Comme Camus, l'écrivaine s'intéresse à ce moment où, tels des pantins, les personnages n'obéissent plus qu'à la ficelle de l'impulsif. Alors surgit le tragique, soudaine et violente irruption du mal, inhérent à la condition humaine
Elizabeth Taylor
Reflections in a Golden Eye aborde aussi le thème, osé pour l’époque, de l’homosexualité, tout en évitant la caricature.
Marlon Brando
Synopsis
Dans un fort de Géorgie, le major Weldon Penderton (Marlon Brando), officier rigide et tourmenté par son homosexualité refoulée ne s'intéresse plus depuis longtemps à sa femme Leonora (Elizabeth Taylor).
Celle-ci a pour amant le colonel Langdon (Morris Langdon). La femme de ce dernier, Alison Langdon (Julie Harris) est fragile psychologiquement. Ne se remettant pas de la perte de son enfant, elle passe son temps en la compagnie étrange et fantasque d'Anacleto (Zorro David), une sorte de serviteur qui lui est totalement dévoué.
Un jeune soldat, L.G. Williams (Robert Forster), va venir perturber un peu plus cet univers trouble.
Robert Forster
Le major va se sentir irrésistiblement attiré par Williams, tandis que celui-ci tentera de séduire Leonora, objet de sa fascination malsaine, qui le poussera à s'introduire chez elle pour la regarder dormir.
Comme dans le roman, le film Reflections in a Golden Eye débute par cet avertissement :
"Il y a un fort dans le Sud où voici quelques années un meurtre fut commis."
La description est vague, liminaire, on sait qu'on va assister à quelque chose de grave, même si, au final, ceci n'est en rien le récit d'un assassinat, ce dernier n'apparaissant que comme une conséquence. Les crimes sont plus métaphoriques.
C'est d'abord celui de Marlon Brando, qui, fou de rage devant les provocations de sa femme menace de la tuer puis s'en prend à son cheval préféré. Ses désirs refoulés envers le soldat Williams créent un conflit intérieur violent; en attestent les scènes où son visage adopte successivement une expression rêveuse, béate, puis soudainement plus fermée et sévère, tout comme ses accès de violence incontrôlés.
Elizabeth Taylor somptueuse, apparaît d'abord frivole, stupide, égoïste et assez vulgaire.

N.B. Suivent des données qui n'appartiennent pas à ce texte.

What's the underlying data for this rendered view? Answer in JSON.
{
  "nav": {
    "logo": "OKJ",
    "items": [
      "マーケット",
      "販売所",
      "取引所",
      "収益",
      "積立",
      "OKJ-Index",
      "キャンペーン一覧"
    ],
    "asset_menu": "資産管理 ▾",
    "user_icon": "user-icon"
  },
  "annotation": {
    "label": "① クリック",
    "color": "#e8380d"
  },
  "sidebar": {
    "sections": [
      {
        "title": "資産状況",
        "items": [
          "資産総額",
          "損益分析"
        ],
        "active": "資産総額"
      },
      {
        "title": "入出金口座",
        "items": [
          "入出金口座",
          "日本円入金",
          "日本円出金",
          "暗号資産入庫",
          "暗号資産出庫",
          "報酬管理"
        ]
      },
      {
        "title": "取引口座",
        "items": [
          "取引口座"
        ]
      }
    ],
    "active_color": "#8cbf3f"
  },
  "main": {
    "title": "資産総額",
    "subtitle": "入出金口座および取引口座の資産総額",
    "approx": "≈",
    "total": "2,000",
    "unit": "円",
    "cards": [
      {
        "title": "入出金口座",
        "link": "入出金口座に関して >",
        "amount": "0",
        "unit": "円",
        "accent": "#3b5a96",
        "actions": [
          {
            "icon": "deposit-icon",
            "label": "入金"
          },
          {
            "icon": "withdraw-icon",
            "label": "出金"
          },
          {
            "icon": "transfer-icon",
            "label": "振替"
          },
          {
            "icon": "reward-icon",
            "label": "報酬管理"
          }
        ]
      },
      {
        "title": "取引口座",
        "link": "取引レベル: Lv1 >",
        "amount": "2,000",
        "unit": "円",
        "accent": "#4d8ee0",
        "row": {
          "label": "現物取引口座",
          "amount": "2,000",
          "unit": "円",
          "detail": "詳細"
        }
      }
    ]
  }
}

Leonora humilie régulièrement Penderton, lui jetant à la figure son absence de virilité, ce à quoi le Major répond de façon ridicule : en regardant ses muscles dans la glace, par exemple, ou encore en tentant de maîtriser son rival symbolique, le cheval Firebird, que Leonora qualifie, sans innocence aucune, d’ "étalon".
Elizabeth Taylor sait incarner ce genre de personnage comme personne, cachant ses blessures sous une attitude résolument provocatrice, tonitruante, comme on le verra plus tard dans Qui a peur de Virginia Woolf ? où elle évolue, encore, au sein d'un couple qui ne peut plus se souffrir. Sa frustration la rend incroyablement sensuelle, comme dans La chatte sur un toit brûlant où elle était négligée par Paul Newman.
Les prestations magnifiques de Marlon Brando et d’Elizabeth Taylor, deux acteurs hors du commun, se livrent ici à un duel cruel et mutuellement destructeur. Un film brillant sur la folie et les déviations où les acteurs forment une ronde perverse. et contribuent à faire de cette œuvre pessimiste et singulière l’une des grandes réussites de John Huston.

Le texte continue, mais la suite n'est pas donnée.